Com o fim da validade no final do ano passado, essas medidas, que tinham o objetivo de proteger o mercado de trabalho contra os impactos da pandemia de Covid-19, não podem mais ser implantadas pelas empresas.
Com o agravamento da pandemia e a implantação de fases mais restritivas de funcionamento para estabelecimentos do comércio e serviços em muitas cidades do país, como as empresas conseguirão evitar demissões de funcionários com a restrição de atividades e queda no faturamento?
Negociação coletivas de trabalho
De acordo com Ricardo Souza Calcini, professor da pós-graduação da FMU e especialista nas relações trabalhistas e sindicais, o caminho natural é buscar negociações coletivas de trabalho para encontrar alternativas.
Danilo Pieri Pereira, especialista em Direito e Processo do Trabalho e sócio do Baraldi Mélega Advogados, concorda com Calcini. “É possível negociar com os sindicatos todas essas medidas, inclusive a redução de jornada e salário, por meio de acordos e convenções coletivas”, afirma.
“É claro que uma nova medida provisória seria a solução legislativa ideal. Mas, enquanto isso não vem, representantes de empresas e funcionários podem negociar coletivamente, estabelecendo, por exemplo, banco de horas e redução de jornada e salário”, diz Eduardo Pragmácio Filho, doutor em Direito do Trabalho e sócio do Furtado Pragmácio Advogados.
Calcini ressalta que o empregador não pode fazer um acordo informal, como manter o funcionário em casa e não pagar o salário, por exemplo, porque vai contra o que determina a lei trabalhista.
“Empresas e empregados devem ficar cientes de que uma negociação individual flexibilizadora é ilegal e certamente acabará em ação trabalhista”, alerta Pragmácio Filho.
“Sem novas medidas provisórias, as empresas ficam totalmente desprotegidas, afinal, a legislação trabalhista vigente não está preparada para enfrentar o atual momento de crise ainda proporcionado pela Covid-19”, aponta Calcini.

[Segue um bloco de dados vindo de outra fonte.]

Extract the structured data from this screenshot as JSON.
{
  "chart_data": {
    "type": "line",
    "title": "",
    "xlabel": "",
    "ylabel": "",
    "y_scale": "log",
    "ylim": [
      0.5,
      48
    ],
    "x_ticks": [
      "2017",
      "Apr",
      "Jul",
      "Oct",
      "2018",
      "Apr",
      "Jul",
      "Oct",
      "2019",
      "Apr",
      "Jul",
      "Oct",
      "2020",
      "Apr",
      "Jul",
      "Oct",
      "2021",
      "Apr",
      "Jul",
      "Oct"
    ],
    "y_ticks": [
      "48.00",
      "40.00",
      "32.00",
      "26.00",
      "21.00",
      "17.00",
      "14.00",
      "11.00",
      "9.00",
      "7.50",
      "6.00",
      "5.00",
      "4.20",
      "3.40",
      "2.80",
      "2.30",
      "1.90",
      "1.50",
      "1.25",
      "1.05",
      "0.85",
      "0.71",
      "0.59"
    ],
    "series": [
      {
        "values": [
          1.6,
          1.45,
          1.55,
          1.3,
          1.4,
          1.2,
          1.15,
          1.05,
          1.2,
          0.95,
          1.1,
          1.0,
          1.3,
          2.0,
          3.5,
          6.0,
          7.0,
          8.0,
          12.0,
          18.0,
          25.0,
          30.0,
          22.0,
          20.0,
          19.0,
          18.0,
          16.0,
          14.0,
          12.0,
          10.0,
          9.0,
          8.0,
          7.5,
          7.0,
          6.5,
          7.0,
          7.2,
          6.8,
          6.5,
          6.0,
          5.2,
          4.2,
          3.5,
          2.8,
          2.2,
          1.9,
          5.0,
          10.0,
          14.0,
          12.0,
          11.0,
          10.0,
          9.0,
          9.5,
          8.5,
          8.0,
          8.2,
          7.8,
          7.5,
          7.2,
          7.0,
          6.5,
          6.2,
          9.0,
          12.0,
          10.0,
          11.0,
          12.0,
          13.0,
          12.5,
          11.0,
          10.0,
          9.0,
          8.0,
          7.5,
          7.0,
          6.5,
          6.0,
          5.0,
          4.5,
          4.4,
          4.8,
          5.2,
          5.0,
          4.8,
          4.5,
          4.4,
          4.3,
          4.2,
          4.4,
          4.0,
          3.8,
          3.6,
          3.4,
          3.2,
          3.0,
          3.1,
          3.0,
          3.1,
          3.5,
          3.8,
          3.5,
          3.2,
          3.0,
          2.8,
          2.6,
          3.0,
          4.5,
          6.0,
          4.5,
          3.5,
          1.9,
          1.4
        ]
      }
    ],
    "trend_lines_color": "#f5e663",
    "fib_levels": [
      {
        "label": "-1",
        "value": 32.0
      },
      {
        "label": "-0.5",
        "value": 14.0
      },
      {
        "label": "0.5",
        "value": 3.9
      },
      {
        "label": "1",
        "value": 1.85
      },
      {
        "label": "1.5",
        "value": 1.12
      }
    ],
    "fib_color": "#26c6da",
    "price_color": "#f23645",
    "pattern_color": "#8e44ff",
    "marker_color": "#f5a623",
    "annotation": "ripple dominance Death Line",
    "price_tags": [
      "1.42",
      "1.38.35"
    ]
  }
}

Calcini diz que as alternativas hoje existentes para evitar demissões são as seguintes:
- suspensão dos contratos de trabalho, mediante a concessão de contrapartidas pelas empresas, via negociação coletiva;
- transformação dos contratos de trabalho para o sistema “part time”, ou meio período, com limite máximo de jornada semanal, com o aval do sindicato da categoria;
- implementação de lay-off, que deve ser aprovado em convenção ou acordo coletivo, que autoriza a empresa a suspender o contrato de trabalho, sem pagamento de salário, FGTS e INSS, por um período de dois a cinco meses, desde que ofereça aos empregados curso ou programa de qualificação profissional, com direito a uma bolsa paga pelo Fundo de Amparo ao Trabalhador (FAT);
- adoção das alternativas dispostas na MP 927 nos estados e municípios que, oficialmente, prorrogaram o estado de calamidade pública, como em Minas Gerais (decreto nº 48.102/2020), Paraná (decreto nº 6.543/2020) e Tocantins (decreto nº 6.202/2020);
- uso de férias e banco de horas;
- concessão de licenças remuneradas.
‘Empresa e trabalhador à própria sorte’
Para Pereira, o poder público deixa trabalhadores e empresas à própria sorte ao impedir atividades sem qualquer planejamento ou apoio.

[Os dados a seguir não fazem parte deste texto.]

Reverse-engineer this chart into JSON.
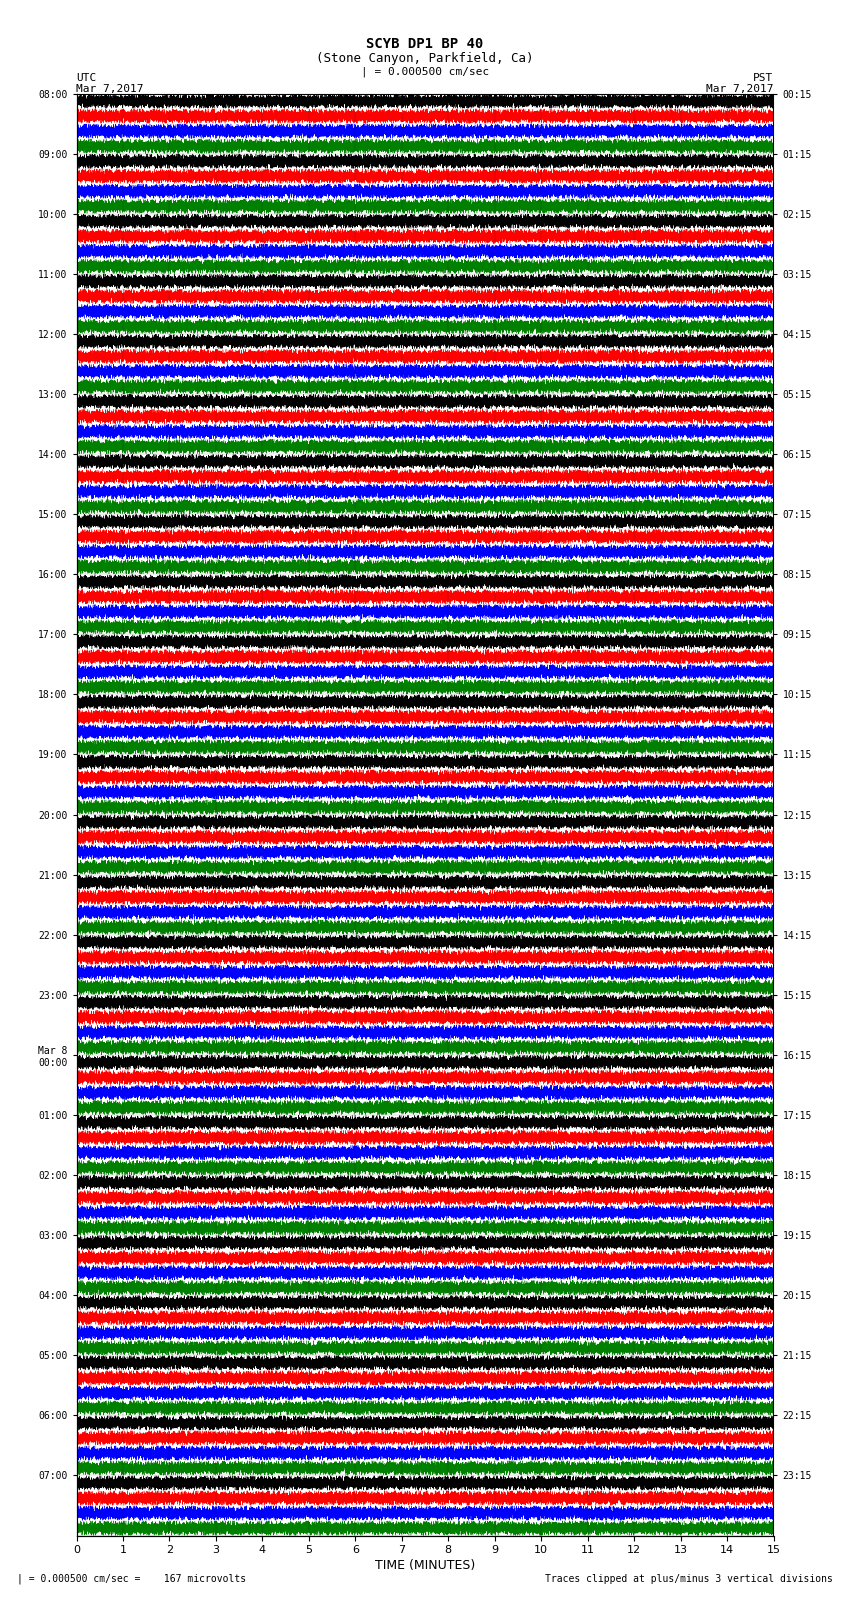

“Aqueles que não conseguirem resistir à crise causada pelo fechamento compulsório tendem a ficar sem caixa para o pagamento de salários e até mesmo de verbas rescisórias, o que tende a acabar desaguando na Justiça do Trabalho. É uma verdadeira bola de neve”, comenta.

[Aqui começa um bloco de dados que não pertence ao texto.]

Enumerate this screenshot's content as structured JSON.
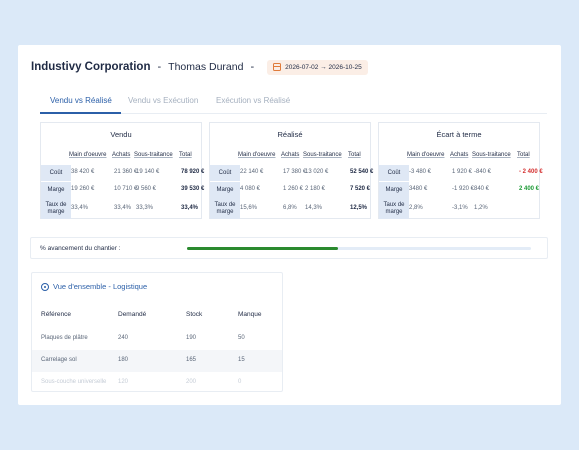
{
  "header": {
    "company": "Industivy Corporation",
    "separator": "-",
    "person": "Thomas Durand",
    "date_range": "2026-07-02 → 2026-10-25",
    "date_icon": "calendar-icon",
    "accent_color": "#e07b3a"
  },
  "tabs": [
    {
      "label": "Vendu vs Réalisé",
      "active": true
    },
    {
      "label": "Vendu vs Exécution",
      "active": false
    },
    {
      "label": "Exécution vs Réalisé",
      "active": false
    }
  ],
  "columns": [
    "Main d'oeuvre",
    "Achats",
    "Sous-traitance",
    "Total"
  ],
  "row_labels": [
    "Coût",
    "Marge",
    "Taux de marge"
  ],
  "blocks": [
    {
      "title": "Vendu",
      "rows": [
        [
          "38 420 €",
          "21 360 €",
          "19 140 €",
          "78 920 €"
        ],
        [
          "19 260 €",
          "10 710 €",
          "9 560 €",
          "39 530 €"
        ],
        [
          "33,4%",
          "33,4%",
          "33,3%",
          "33,4%"
        ]
      ]
    },
    {
      "title": "Réalisé",
      "rows": [
        [
          "22 140 €",
          "17 380 €",
          "13 020 €",
          "52 540 €"
        ],
        [
          "4 080 €",
          "1 260 €",
          "2 180 €",
          "7 520 €"
        ],
        [
          "15,6%",
          "6,8%",
          "14,3%",
          "12,5%"
        ]
      ]
    },
    {
      "title": "Écart à terme",
      "rows": [
        [
          "-3 480 €",
          "1 920 €",
          "-840 €",
          "- 2 400 €"
        ],
        [
          "3480 €",
          "-1 920 €",
          "840 €",
          "2 400 €"
        ],
        [
          "2,8%",
          "-3,1%",
          "1,2%",
          ""
        ]
      ]
    }
  ],
  "progress": {
    "label": "% avancement du chantier :",
    "value": 0.44,
    "fill_color": "#2a8a2e"
  },
  "logistics": {
    "title": "Vue d'ensemble - Logistique",
    "icon": "eye-icon",
    "headers": [
      "Référence",
      "Demandé",
      "Stock",
      "Manque"
    ],
    "rows": [
      [
        "Plaques de plâtre",
        "240",
        "190",
        "50"
      ],
      [
        "Carrelage sol",
        "180",
        "165",
        "15"
      ],
      [
        "Sous-couche universelle",
        "120",
        "200",
        "0"
      ]
    ]
  }
}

Pragmácio Filho defende que, para evitar uma onda de demissões, governo, empresas e centrais sindicais entrem em um entendimento, “com diálogo tripartite franco e amplo”.
“O ideal para os geradores de emprego, com destaque para as micro e pequenas empresas, é que busquem sempre o apoio jurídico de advogados especializados na legislação trabalhista brasileira para que as medidas sejam tomadas com amparo na lei e na jurisprudência”, diz Pereira.